239,000 Girls in India die each year due to gender discrimination, study says
Kashmiri girls walk in a rice field after collecting drinking water from a near by leaking pipe in the Pattan area of Baramulla district, some 22 kilometers north of Srinagar, the summer capital of Indian Kashmir, Mar.22, 2018. EPA-EFE FILE/FAROOQ KHAN
Members of Vimochana, a non-governmental organization, and students from different colleges hold placards during a protest to condemn the increasingly sexual harassment, violence and rape against women and children, in Bangalore, India, Feb. 05, 2018. EPA-EFE FILE/JAGADEESH NV
Indian girls dressed as Goddess Durga arrive for the virgin worship 'Kumari Puja' in a temple during the Ram Navmi festival, in Kolkata, eastern India, Mar.25, 2018. EPA-EFE FILE/PIYAL ADHIKARY
Vienna, May 15 (efe-epa).- Almost a quarter of a million girls under the age of five die each year in India because of limited access to food and medicine due to gender discrimination, the Austrian International Institute for Applied Systems Analysis said Tuesday in a statement.
Researchers estimate that an average of 239,000 girls die annually due to inadequate food and insufficient medical treatment, because of their gender, according to a study published in the prestigious journal The Lancet Global Health.
According to the study, many girls die due to "neglect" both within their families and in the context of medical treatment as well as due to poor nutrition.
The study says that "excess deaths of girls is partly a consequence of unwanted childbearing and ensuing neglect of female children."
In countries where no such gender bias exists, mortality rates for girls under five are lower than those for boys due to a natural biological advantage.
However, in India, more than 90 percent of districts have excess female mortality.
The investigators, who used the data of the 2000-2005 census, found "excess mortality" among girls less than five years across most of the country.

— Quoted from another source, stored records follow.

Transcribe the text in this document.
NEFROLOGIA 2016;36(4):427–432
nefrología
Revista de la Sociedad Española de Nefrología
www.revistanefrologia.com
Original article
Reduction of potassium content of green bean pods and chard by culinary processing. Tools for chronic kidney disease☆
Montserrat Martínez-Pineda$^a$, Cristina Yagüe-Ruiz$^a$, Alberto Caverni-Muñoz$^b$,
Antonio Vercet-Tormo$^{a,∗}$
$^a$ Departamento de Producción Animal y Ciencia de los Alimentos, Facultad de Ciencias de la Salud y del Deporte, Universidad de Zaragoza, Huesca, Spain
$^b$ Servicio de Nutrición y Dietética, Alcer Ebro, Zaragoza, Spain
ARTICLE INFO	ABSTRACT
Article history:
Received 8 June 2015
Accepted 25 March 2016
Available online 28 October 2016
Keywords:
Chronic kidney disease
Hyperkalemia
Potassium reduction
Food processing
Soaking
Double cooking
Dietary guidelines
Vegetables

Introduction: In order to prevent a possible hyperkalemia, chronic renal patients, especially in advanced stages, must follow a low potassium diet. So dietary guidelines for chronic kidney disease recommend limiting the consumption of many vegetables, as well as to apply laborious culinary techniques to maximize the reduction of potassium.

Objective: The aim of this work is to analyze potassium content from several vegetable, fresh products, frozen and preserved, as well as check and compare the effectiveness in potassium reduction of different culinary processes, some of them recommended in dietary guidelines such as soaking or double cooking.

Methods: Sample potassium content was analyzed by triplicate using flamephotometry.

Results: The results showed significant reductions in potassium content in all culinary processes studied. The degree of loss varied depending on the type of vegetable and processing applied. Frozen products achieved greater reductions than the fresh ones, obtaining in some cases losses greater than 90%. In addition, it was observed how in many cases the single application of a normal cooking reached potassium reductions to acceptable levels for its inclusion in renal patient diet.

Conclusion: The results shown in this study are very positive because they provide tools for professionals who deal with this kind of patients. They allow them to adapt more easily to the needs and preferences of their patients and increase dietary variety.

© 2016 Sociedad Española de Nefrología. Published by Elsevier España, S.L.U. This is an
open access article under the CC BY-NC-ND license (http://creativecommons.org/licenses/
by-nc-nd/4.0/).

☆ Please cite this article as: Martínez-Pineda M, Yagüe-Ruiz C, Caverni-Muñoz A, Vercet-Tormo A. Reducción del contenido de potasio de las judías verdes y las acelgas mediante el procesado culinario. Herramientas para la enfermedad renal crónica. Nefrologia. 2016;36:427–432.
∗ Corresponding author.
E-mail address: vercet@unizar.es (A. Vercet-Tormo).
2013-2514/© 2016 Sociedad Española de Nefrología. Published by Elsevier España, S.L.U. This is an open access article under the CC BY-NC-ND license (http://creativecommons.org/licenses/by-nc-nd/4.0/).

"Excess female U5MR was 18.5 per 1000 live births (95 percent) CI 13·1-22·6) in India 2000-2005, which corresponds to an estimated 239,000 excess deaths (169,000-293,000) per year" as compared to the expected mortality of girls under five in parts of the world without known gender discrimination, according to the study.
The problem is most pronounced in northern India, which comprises rural, agricultural districts characterized by low economic development, lower levels of education and high fertility.
In the four largest states of northern India - Uttar Pradesh, Bihar, Rajasthan and Madhya Pradesh - excess mortality among girls is higher than the average.
India, like China, is known to have a skewed sex ratio owing to the sex-selective abortions of girls.